Dans un entretien à Mediapart, Michel Claise, le juge belge chargé de l’instruction du scandale de corruption qui ébranle le Parlement européen, alerte sur la criminalité financière en Europe, devenue « incontrôlable ». Il faut alerter, plaide-t-il, sur le « dérèglement économique » qu’elle entraîne.

À l’actif de ce très redouté magistrat belge, plusieurs fois placé sous protection policière, de nombreuses enquêtes retentissantes ont envoyé de puissants cols blancs derrière les barreaux. La dernière fait trembler le Parlement européen depuis un mois et a valu à l’une de ses anciennes vice-présidentes, Eva Kaili, et à trois autres personnes d’être écrouées : elle concerne les soupçons de corruption d’élu·es par le Maroc et le Qatar. 

Michel Claise, qui ne cesse d’alerter sur l’ampleur de la corruption et du blanchiment d’argent depuis des années en Europe, a accepté de rencontrer Mediapart à une condition : pas un mot sur ses dossiers en cours. (...)

Il dénonce le manque de moyens de la justice pour faire face à la catastrophe, s’alarme de l’impéritie politique qui profite aux organisations criminelles et appelle à un sursaut démocratique. (...)

Mediapart : Vous dites que l’argent sale est partout dans l’économie européenne. Estimez-vous qu’il y a plus de corruption aujourd’hui qu’il y a vingt ans ?

Michel Claise : Absolument, il y a une aggravation du phénomène. Le système de fonctionnement des organisations criminelles est aujourd’hui démultiplié par les nouvelles technologies. Le deuxième phénomène, c’est l’énorme fortune qui se crée sur la base du produit de ces trafics. 

On peut partir de l’exemple à la mode des narcotrafiquants. Rien que sur le port d’Anvers, en Belgique, la cocaïne représente 10 % à 12 % du montant global annuel de l’importation. D’autres ports de l’Union européenne sont touchés : Le Havre en France, mais aussi Amsterdam et Rotterdam aux Pays-Bas. 

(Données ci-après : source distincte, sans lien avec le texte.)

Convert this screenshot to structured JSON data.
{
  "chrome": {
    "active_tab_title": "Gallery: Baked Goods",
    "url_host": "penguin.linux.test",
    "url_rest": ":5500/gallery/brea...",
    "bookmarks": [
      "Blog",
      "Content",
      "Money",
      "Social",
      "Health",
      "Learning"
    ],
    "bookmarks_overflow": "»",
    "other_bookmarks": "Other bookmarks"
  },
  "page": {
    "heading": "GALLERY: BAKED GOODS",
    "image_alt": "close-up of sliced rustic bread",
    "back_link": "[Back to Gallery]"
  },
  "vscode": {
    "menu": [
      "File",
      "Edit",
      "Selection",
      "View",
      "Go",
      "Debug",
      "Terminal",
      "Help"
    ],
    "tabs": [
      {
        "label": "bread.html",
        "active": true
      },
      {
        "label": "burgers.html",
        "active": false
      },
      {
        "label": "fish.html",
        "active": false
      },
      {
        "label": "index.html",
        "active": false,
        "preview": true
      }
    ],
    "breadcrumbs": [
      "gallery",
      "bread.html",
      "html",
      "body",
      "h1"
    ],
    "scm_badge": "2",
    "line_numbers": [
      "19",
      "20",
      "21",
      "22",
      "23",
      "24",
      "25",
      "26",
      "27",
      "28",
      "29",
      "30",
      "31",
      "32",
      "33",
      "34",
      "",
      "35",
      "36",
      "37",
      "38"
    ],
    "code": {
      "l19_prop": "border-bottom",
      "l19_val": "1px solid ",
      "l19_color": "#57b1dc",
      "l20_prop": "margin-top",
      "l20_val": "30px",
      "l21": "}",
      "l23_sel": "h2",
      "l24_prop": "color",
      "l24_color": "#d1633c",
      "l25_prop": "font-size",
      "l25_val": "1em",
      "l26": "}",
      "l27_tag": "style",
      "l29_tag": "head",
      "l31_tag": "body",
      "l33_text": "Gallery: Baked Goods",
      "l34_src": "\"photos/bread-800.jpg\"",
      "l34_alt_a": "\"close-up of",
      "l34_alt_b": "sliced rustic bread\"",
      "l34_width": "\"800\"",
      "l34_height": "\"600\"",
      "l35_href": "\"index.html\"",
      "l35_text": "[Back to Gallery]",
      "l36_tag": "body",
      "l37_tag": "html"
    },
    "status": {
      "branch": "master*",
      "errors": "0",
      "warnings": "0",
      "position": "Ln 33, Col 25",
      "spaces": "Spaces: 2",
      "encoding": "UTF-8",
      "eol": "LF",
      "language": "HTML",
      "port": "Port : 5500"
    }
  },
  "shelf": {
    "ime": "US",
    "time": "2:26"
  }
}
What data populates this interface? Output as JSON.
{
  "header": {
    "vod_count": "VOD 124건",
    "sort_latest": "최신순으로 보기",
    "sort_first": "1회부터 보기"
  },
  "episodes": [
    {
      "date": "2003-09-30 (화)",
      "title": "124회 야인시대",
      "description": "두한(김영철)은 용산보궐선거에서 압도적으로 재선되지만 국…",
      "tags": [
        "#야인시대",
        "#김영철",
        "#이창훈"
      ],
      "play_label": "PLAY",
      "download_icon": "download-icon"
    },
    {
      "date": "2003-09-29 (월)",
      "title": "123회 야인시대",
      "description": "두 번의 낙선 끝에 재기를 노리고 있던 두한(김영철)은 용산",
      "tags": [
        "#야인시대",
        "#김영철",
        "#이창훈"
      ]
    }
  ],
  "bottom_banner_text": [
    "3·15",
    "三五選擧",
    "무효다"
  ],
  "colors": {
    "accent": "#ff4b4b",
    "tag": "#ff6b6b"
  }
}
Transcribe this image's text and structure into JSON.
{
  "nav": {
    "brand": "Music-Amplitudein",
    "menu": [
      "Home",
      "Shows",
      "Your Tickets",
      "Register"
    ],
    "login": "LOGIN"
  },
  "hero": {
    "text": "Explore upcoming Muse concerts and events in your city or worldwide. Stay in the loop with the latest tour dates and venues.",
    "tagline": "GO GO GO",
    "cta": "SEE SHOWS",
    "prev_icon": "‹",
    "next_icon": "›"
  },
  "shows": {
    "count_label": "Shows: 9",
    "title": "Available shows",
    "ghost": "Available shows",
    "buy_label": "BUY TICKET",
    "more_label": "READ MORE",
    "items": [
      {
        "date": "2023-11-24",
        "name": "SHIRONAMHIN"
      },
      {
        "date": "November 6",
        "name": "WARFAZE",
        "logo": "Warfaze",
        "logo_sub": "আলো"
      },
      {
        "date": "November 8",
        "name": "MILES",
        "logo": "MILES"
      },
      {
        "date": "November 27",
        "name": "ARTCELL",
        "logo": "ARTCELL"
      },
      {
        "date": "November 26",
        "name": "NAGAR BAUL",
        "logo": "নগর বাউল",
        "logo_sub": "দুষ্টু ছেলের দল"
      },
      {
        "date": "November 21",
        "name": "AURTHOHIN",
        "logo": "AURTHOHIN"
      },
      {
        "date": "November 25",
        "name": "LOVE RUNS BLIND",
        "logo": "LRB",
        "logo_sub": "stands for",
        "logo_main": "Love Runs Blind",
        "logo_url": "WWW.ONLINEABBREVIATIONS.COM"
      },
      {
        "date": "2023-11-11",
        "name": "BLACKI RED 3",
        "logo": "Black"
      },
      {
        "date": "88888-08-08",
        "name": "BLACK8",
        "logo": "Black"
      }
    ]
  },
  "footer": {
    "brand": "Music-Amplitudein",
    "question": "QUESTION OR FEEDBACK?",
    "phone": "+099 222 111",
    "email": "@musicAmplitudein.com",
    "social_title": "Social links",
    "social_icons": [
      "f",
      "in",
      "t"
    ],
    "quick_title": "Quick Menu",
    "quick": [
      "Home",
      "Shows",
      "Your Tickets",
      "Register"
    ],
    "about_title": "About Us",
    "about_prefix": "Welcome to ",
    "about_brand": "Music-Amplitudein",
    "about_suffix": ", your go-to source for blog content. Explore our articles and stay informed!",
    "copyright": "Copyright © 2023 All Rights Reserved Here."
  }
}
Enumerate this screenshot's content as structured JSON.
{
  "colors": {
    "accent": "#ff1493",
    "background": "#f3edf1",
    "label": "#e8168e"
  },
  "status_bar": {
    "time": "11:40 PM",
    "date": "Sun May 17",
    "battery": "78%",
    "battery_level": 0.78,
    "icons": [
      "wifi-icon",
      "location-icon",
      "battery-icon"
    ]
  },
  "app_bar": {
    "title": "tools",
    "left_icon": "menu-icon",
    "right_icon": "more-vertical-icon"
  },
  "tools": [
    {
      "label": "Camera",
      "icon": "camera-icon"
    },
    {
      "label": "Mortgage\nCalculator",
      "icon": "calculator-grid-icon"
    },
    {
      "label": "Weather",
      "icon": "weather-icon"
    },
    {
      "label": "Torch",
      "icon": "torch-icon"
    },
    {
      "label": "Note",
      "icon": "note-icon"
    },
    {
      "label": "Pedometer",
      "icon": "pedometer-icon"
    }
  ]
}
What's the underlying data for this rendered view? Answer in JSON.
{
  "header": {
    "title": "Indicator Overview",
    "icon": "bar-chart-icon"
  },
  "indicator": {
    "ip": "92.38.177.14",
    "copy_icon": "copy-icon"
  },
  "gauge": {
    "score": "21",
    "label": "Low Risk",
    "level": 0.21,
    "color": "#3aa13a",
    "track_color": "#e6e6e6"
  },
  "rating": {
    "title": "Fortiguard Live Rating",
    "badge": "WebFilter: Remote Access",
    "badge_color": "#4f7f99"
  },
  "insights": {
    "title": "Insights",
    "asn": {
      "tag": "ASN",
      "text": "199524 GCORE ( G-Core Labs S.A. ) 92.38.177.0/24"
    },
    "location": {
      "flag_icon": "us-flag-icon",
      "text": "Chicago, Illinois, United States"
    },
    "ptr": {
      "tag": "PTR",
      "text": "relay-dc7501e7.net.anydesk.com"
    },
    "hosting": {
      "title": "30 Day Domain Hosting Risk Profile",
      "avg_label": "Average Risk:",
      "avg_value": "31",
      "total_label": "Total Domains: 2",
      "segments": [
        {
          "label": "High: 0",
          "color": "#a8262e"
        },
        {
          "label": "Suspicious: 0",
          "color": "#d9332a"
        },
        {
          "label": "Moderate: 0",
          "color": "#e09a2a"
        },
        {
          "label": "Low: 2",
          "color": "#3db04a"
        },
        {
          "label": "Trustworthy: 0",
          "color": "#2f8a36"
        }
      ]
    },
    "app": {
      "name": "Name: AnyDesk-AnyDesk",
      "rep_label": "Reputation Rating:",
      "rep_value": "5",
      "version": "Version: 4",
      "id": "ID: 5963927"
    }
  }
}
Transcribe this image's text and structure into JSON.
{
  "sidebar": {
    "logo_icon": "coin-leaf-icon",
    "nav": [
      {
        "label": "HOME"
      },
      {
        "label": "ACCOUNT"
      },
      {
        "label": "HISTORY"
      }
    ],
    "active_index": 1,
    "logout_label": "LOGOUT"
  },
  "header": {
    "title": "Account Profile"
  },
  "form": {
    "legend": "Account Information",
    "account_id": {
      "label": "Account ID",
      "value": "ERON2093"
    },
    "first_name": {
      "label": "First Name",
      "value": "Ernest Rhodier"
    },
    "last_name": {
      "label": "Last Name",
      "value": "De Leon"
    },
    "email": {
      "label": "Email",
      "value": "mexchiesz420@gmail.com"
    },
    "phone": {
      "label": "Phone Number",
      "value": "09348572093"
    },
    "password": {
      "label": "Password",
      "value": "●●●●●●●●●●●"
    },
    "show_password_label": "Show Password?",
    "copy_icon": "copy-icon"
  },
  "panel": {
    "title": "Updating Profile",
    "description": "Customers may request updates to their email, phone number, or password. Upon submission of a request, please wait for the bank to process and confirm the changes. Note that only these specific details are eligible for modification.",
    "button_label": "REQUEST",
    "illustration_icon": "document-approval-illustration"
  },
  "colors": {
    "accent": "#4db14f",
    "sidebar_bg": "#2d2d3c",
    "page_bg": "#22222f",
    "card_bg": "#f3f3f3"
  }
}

Ajoutez à cela les autres drogues, qui représentent des montants très importants. On estime par exemple à 10 milliards, 15 milliards peut-être, par an le blanchiment de la résine de cannabis en provenance du Rif au Maroc. 

Ajoutez encore la contrefaçon, qui vient essentiellement de Chine et qui passe aussi par les ports cités. L’Organisation de coopération et de développement économiques (OCDE) évoque un montant de 300 milliards pour l’Union européenne de produits de contrefaçon chaque année. 

Une autre criminalité, la cybercriminalité, est en train de nous dévorer. Grâce à elle, les organisations criminelles font des profits monstrueux (...)

Que font les États pour lutter contre ces fléaux ? Leurs stratégies vous paraissent-elles à la hauteur ? 

Les montants énormes que je vous décris portent sur une année. Imaginez sur plusieurs années. Quand l’argent est blanchi, il continue de rapporter, et on ne contrôle pas cela. Jacques Attali l’avait écrit dans son essai Une brève histoire de l’avenir : « Un jour, les entreprises illicites auront pris le pas sur les entreprises licites. » 

Je pense que nous le vivons depuis un certain nombre d’années déjà. Dans mes différentes interventions, et je l’ai encore dit devant la commission de justice du Parlement fédéral, je répète qu’il faut absolument faire l’état des lieux. Pourquoi ? Parce qu’il y a une impéritie politique et une incompréhension du citoyen qui ne parvient pas à matérialiser l’importance du phénomène. 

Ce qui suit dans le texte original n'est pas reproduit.